The CHC is located in Connecticut’s capital city—strong capital cities allow for growth across the state. From being in the middle of policy at the Centers for Medicare & Medicaid Services (CMS), I have an understanding about how policy influences innovation, business operations, and health outcomes. Connecticut, for such a small state in geographic size, has assets we should utilize for the benefit of the community.
Regulators, politicians, insurers, decision makers, foundations, advocates, and influencers are all located in the Hartford Region. Without a strong capital city, the state’s economic development, workforce development, and innovation may not move the way it should move. So, I wanted to have a seat at the table in the room where the decision makers are.
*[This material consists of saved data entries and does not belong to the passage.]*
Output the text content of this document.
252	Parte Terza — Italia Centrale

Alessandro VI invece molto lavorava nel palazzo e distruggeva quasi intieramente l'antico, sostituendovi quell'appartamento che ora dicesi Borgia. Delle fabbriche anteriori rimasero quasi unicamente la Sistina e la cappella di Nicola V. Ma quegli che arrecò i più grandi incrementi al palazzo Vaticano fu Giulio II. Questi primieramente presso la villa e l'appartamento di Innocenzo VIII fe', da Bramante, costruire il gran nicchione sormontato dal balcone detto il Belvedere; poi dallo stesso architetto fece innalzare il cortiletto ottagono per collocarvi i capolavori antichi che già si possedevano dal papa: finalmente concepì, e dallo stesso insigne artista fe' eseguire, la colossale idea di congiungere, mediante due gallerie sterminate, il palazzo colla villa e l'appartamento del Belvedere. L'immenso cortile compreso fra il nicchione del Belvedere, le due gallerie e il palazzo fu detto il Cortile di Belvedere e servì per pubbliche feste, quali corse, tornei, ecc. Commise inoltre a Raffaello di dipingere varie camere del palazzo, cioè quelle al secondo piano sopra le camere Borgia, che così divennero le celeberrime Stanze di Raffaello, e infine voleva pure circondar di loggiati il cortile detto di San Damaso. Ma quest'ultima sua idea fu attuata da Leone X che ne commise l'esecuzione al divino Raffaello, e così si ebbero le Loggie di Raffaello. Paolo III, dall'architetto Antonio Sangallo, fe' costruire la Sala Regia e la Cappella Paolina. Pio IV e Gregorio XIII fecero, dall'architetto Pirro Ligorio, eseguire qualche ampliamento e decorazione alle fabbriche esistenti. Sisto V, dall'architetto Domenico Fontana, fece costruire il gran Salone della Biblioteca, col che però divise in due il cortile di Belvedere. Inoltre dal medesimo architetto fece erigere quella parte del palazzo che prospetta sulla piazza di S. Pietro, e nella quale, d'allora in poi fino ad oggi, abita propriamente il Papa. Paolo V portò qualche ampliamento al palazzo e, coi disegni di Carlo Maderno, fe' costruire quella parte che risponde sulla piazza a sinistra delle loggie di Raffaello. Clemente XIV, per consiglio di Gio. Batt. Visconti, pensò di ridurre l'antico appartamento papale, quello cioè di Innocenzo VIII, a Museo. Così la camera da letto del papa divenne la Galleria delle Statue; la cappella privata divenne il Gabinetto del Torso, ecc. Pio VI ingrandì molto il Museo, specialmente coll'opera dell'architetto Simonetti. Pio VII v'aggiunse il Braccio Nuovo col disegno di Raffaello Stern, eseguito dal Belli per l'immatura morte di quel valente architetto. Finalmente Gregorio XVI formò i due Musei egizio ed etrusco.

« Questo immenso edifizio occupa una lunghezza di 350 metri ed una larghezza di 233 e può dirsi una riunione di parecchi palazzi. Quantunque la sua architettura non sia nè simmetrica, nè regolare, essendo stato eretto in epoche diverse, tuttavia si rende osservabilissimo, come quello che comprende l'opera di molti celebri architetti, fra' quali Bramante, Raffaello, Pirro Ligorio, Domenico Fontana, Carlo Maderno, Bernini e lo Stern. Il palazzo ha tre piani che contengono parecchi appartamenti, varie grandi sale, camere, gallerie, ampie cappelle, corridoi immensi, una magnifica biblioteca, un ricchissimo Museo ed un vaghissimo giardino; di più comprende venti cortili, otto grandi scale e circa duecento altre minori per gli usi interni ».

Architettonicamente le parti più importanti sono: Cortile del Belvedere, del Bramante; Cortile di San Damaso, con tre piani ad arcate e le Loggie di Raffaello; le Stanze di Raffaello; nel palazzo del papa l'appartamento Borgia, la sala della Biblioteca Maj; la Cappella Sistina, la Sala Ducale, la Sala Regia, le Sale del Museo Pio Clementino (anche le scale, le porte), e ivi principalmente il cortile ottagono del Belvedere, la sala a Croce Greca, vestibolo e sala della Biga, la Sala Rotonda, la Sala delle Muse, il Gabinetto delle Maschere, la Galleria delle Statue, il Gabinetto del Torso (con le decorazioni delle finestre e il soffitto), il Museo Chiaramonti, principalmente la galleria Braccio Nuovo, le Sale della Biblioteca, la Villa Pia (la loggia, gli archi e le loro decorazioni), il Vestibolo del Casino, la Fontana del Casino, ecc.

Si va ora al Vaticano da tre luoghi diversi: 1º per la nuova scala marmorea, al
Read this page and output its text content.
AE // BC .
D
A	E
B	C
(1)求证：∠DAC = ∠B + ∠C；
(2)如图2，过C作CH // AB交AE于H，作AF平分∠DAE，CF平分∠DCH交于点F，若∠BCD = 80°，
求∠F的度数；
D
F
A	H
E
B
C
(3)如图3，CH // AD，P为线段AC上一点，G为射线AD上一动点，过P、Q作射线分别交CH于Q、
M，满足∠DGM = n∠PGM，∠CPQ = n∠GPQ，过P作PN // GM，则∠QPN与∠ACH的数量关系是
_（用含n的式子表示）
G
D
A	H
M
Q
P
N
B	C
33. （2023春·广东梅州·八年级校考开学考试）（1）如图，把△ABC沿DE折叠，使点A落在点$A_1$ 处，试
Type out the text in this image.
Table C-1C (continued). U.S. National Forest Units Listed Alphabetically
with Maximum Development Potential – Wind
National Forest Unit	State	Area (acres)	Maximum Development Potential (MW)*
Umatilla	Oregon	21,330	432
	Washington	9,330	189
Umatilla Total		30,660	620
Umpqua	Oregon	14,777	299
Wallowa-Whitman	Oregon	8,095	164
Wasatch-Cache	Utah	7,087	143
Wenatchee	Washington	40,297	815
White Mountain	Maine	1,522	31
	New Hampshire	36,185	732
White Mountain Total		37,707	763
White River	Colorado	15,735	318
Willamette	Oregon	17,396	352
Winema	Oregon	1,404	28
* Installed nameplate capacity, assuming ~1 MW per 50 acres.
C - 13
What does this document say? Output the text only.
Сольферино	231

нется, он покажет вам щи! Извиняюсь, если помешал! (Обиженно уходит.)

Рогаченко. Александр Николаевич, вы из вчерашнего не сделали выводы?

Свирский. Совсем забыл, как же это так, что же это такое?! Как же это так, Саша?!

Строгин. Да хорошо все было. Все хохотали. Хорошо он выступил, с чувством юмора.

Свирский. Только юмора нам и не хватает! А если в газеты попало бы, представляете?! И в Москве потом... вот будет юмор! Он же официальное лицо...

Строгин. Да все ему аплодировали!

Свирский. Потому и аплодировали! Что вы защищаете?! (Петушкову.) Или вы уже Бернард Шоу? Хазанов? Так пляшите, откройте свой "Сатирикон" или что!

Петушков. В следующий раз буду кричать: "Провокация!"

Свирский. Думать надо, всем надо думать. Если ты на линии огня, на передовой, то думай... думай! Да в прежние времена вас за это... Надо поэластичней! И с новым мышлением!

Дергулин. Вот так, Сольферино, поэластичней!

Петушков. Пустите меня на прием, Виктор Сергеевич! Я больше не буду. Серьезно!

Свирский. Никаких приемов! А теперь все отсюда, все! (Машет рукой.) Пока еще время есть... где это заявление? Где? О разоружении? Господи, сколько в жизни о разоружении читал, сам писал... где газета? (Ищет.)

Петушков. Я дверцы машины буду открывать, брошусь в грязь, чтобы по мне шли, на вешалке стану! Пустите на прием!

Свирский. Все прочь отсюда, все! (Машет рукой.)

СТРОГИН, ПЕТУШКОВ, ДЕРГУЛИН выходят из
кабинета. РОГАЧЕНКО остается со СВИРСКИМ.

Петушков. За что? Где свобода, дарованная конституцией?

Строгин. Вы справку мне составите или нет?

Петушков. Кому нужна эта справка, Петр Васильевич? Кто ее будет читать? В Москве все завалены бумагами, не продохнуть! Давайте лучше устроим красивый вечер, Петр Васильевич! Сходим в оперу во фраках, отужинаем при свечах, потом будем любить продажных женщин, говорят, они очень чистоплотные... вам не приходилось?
I think success in this role will be based on three things. First my ability to relate to empathize with people about how the system does and doesn’t currently work for them. Next it will be about my ability to communicate clearly so people can understand and trust the messages I’m sharing with them. Last, and maybe most importantly, I’ll need to be bold, direct, and relatively uncompromising in the pursuit of my goals.
NAN: In what ways do you see Connecticut excelling in healthcare? Where are there challenges and how can we best address those challenges?
DAWN: Connecticut excels in healthcare due to the amalgam of innovation and education. Our state has higher learning institutions that focus on research and research centers and innovation centers within them. Connecticut has biomedical technology that’s blooming.
We also have workforce development. And, increasing and improving health and wellness is workforce development.
And then, of course, Connecticut has insurers and care delivery systems—not just hospitals, but systems throughout the state that encompass the full continuum of care, inpatient and ambulatory, from behavioral to physical to long-term care, across a person’s lifespan.
I think Connecticut has the opportunity to align with all the organizations: healthcare institutions, vendors, contributors, and supporters of health delivery—not just healthcare delivery—to push this region forward. When we compare ourselves to other regions or states, I don’t know that we’re showing the bounty of all we have to offer.
Access is another big issue where I think Connecticut has an opportunity to deliver. And then advocacy. And when I say “advocacy,” it’s not just patient advocacy; it’s advocating for businesses, the workforce, and vulnerable populations. For healthcare and health to work, it has to be aligned with the consumers of health, and those consumers could be another business or anyone in the ecosystem.
Also, when I say “advocacy,” it’s pushing for good Medicaid policy and good innovative equitable health policy and ensuring our ecosystem is also supporting businesses that want to come to the area—letting them know how much we have to offer from great places to live to access to quality education, so they can enjoy their lives here in Connecticut. So, as straightforward as the CHC can be, it actually has the opportunity to cover more ground if chooses to, which can help improve healthcare in Connecticut overall.